Christine Faulkner: Neighbours, friends and enemies: cell-to-cell communication during plant defence
Wednesday Seminar
- Date: Dec 4, 2024
- Time: 11:30 AM - 12:30 PM (Local Time Germany)
- Speaker: Christine Faulkner
- John Innes Centre, Norwich, UK
- Location: MPIPZ
- Room: Lecture hall
- Host: George Coupland
Cell-to-cell communication is fundamental to multicellular organisms as the exchange of information and resources between cells and tissues enables the co-ordination of growth and responses. In plants, the cytoplasm of adjacent cells is connected by plasma membrane-line pores called plasmodesmata (PD) that cross the cell wall. We have shown that regulation of PD (whether they are open or closed) is critical for immune responses, and our recent data has identified that this response is differentially executed in carbon sink and source tissues.

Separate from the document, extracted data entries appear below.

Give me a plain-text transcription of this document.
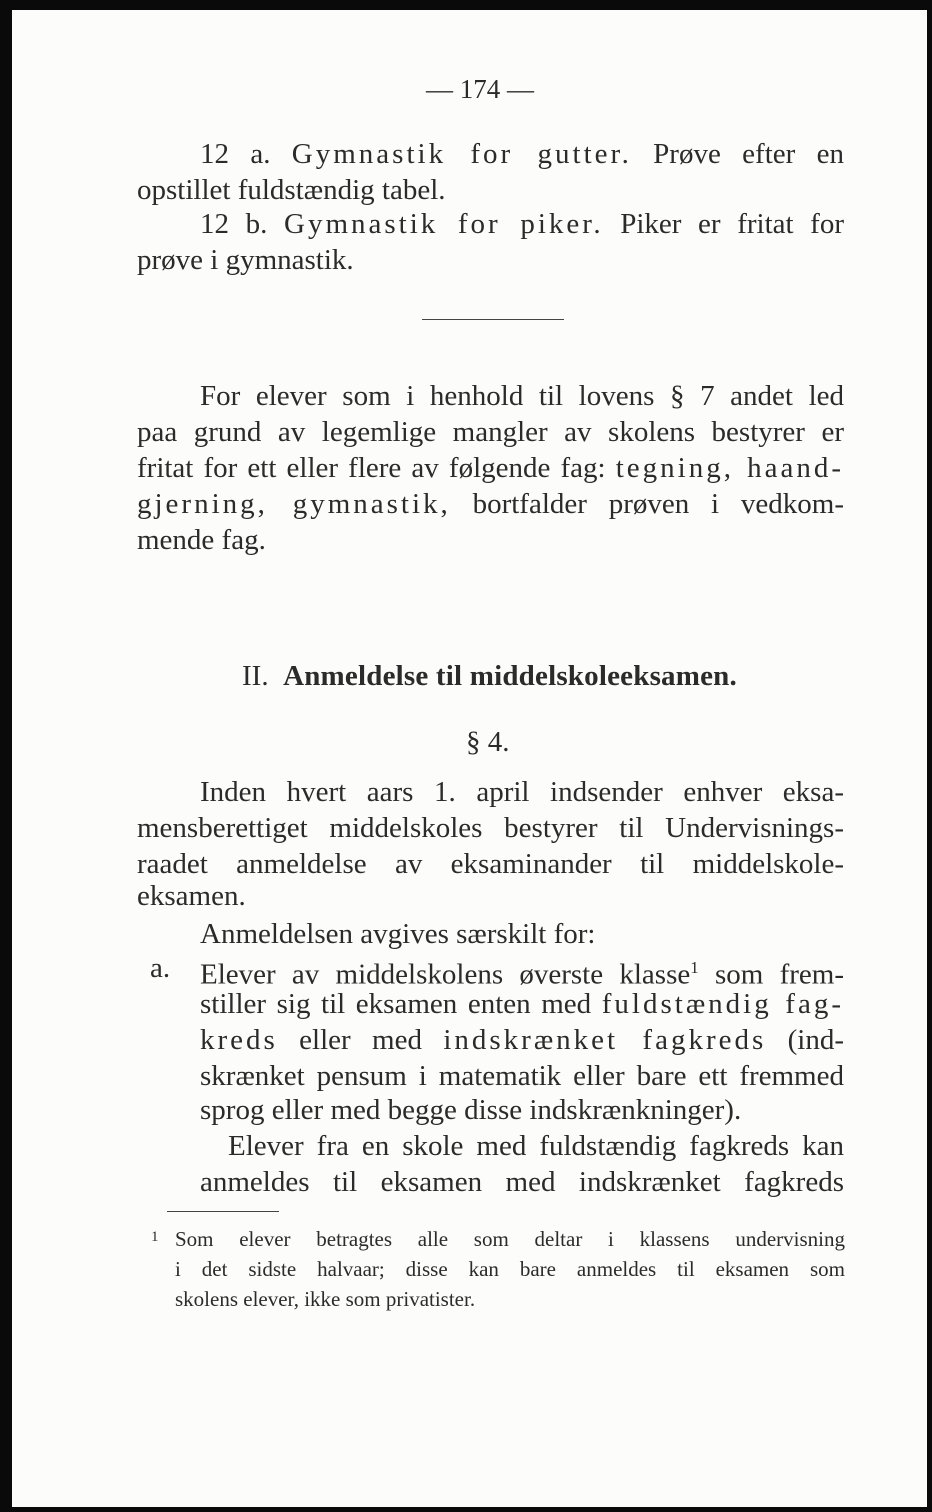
— 174 —
12 a. Gymnastik for gutter. Prøve efter en
opstillet fuldstændig tabel.
12 b. Gymnastik for piker. Piker er fritat for
prøve i gymnastik.
For elever som i henhold til lovens § 7 andet led
paa grund av legemlige mangler av skolens bestyrer er
fritat for ett eller flere av følgende fag: tegning, haand-
gjerning, gymnastik, bortfalder prøven i vedkom-
mende fag.
II. Anmeldelse til middelskoleeksamen.
§ 4.
Inden hvert aars 1. april indsender enhver eksa-
mensberettiget middelskoles bestyrer til Undervisnings-
raadet anmeldelse av eksaminander til middelskole-
eksamen.
Anmeldelsen avgives særskilt for:
a. Elever av middelskolens øverste klasse$^1$ som frem-
stiller sig til eksamen enten med fuldstændig fag-
kreds eller med indskrænket fagkreds (ind-
skrænket pensum i matematik eller bare ett fremmed
sprog eller med begge disse indskrænkninger).
Elever fra en skole med fuldstændig fagkreds kan
anmeldes til eksamen med indskrænket fagkreds
1 Som elever betragtes alle som deltar i klassens undervisning
i det sidste halvaar; disse kan bare anmeldes til eksamen som
skolens elever, ikke som privatister.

Thus, we are investigating how plasmodesmata act as to control the trade-offs between growth and defence. During infection, microbes can also regulate PD. To explore how this benefits infection, we have been structurally and functionally characterising an effector from a fungal pathogen that targets a plasmodesmata-located HMA-domain protein. Here, our data has led us to the hypothesis that the effector target is a novel, plasmodesmata-located immune receptor.